A sardarji had a daily routine, going to office in bus and then returning home by it. One day he got late for the bus to return home. He ran after the bus and reached home running and huffing. After reaching his house he told his wife that he had saved Rs.3 by running after the bus and reaching home. Instead of getting an acknowledgementhe got a huge slap from his wife. Sardarji was puzzled? He asked his wife that why did she slap him. Her reply was, 'Ig you had run after a taxi you could have saved Rs.70 instead of Rs.3!
santa got himself a puzzle game. It took him 10 hard months to finish it. He was so proud of himself because at the side of the box it was written: "2-3 yrs"
SANTA goes 2 a hotel & after eating he goes 2 wash his hands, but start washing the basin Manager:What r u doing? SANTA: U have written here "WASH BASIN."
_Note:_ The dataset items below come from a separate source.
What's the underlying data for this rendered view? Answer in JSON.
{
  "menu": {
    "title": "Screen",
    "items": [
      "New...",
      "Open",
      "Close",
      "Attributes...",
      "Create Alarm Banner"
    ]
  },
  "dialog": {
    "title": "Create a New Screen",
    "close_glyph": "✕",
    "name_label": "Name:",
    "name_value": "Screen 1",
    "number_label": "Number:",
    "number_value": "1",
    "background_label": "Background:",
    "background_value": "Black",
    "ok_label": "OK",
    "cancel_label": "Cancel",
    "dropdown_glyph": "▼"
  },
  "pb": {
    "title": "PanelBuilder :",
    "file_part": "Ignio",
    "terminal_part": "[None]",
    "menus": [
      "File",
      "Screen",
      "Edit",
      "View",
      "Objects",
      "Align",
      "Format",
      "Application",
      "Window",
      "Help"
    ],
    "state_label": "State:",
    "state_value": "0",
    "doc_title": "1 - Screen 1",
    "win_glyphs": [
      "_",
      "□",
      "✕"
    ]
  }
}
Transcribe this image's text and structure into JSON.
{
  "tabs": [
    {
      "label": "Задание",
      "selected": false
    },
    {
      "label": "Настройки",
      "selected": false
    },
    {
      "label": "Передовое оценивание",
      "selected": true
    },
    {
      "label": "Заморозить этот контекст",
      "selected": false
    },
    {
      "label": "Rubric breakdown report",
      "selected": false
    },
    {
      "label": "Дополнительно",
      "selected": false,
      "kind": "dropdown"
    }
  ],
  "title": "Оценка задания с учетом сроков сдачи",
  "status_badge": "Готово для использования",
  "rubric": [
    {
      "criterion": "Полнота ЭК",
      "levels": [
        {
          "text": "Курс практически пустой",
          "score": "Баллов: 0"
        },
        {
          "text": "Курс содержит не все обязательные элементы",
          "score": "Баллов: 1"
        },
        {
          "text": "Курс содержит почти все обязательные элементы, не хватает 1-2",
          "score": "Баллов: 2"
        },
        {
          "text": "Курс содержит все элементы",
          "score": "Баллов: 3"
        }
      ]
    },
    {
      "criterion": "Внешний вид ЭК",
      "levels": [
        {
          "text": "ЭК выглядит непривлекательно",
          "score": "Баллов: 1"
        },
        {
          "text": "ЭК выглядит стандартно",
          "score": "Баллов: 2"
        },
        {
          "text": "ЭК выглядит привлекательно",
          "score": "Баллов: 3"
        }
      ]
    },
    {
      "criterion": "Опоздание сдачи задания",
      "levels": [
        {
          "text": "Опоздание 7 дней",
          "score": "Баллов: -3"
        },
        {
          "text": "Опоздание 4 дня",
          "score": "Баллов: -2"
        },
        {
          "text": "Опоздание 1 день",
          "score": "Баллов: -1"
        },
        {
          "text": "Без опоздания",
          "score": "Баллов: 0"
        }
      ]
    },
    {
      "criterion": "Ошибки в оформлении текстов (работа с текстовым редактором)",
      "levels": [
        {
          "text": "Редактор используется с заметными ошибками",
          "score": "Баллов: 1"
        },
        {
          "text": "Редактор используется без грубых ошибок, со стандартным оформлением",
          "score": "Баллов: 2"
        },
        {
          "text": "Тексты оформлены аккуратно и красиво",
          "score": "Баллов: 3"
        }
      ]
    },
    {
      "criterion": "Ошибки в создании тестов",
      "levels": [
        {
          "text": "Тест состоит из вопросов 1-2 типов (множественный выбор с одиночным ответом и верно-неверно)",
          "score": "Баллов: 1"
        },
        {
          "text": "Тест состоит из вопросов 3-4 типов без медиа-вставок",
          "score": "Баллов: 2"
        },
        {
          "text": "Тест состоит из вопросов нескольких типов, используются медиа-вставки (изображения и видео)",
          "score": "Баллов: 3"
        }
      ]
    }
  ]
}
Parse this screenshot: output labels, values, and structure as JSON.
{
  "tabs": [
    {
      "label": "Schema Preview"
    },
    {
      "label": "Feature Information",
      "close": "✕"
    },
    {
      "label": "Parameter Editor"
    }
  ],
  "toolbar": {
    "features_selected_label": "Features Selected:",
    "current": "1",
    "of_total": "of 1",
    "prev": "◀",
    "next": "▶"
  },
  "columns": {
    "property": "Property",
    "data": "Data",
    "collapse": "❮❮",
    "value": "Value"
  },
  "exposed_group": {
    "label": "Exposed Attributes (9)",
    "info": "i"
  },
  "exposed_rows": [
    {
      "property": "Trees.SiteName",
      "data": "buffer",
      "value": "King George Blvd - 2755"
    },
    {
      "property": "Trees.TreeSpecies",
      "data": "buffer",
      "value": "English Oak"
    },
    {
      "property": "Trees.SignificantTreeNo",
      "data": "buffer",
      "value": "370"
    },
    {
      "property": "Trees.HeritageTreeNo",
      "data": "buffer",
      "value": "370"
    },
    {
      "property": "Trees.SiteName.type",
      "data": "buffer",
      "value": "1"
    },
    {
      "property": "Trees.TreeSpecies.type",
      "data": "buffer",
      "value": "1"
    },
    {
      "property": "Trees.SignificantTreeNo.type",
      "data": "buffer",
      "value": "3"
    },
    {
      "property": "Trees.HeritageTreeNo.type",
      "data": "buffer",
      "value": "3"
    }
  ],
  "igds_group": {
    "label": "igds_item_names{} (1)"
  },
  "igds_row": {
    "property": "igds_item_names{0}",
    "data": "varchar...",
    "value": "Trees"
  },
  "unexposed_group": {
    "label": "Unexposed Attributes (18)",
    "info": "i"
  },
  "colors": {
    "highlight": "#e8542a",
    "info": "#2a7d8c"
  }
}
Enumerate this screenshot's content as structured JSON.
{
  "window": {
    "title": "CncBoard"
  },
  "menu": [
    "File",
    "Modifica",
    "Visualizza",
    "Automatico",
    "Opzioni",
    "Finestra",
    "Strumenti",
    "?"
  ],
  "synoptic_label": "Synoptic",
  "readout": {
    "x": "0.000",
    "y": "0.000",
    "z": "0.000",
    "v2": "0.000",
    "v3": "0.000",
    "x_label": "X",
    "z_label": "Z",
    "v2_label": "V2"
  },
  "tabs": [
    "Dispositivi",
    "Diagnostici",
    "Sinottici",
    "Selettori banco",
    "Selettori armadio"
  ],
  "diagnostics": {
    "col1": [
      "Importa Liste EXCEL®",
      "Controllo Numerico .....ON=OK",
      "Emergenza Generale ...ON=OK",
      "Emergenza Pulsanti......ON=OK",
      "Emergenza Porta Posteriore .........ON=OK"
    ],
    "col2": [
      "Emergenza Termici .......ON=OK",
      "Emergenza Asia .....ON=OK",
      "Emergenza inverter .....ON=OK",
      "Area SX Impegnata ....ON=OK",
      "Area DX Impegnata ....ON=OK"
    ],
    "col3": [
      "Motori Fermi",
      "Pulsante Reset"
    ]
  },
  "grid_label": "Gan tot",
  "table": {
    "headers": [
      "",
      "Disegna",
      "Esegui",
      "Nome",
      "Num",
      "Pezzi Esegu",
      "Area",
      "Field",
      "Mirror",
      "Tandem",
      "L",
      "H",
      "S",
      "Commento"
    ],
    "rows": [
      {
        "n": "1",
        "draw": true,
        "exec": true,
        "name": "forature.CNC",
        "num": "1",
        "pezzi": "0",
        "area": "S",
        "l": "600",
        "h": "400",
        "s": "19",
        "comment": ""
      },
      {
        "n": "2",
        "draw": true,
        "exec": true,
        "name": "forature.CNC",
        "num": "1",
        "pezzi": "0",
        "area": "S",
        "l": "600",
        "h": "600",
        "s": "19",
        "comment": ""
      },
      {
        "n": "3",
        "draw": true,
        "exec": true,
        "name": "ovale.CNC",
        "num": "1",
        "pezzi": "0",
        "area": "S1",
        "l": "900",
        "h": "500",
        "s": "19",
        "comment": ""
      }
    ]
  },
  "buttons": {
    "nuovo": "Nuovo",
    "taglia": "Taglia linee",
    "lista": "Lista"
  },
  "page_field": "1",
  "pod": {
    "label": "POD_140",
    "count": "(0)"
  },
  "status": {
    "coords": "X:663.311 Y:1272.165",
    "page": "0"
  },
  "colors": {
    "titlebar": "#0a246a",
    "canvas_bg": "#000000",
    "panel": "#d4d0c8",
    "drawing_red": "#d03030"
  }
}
Santa was driving car zigzag on the road. Traffic inspector stopped him. Santa: Sir, I am learning the car. Inspector: without instructor ? Santa: Sir, this is a correspondence course.
In a train, ticket checker to a saint: Ticket please! Saint: I don't have. TT: Where do you want to go? Saint: Lord Ram's birth place, Ayodhya! TT: Come, lets go! Saint: Where? TT: Lord Krishna'a birth place, Jail.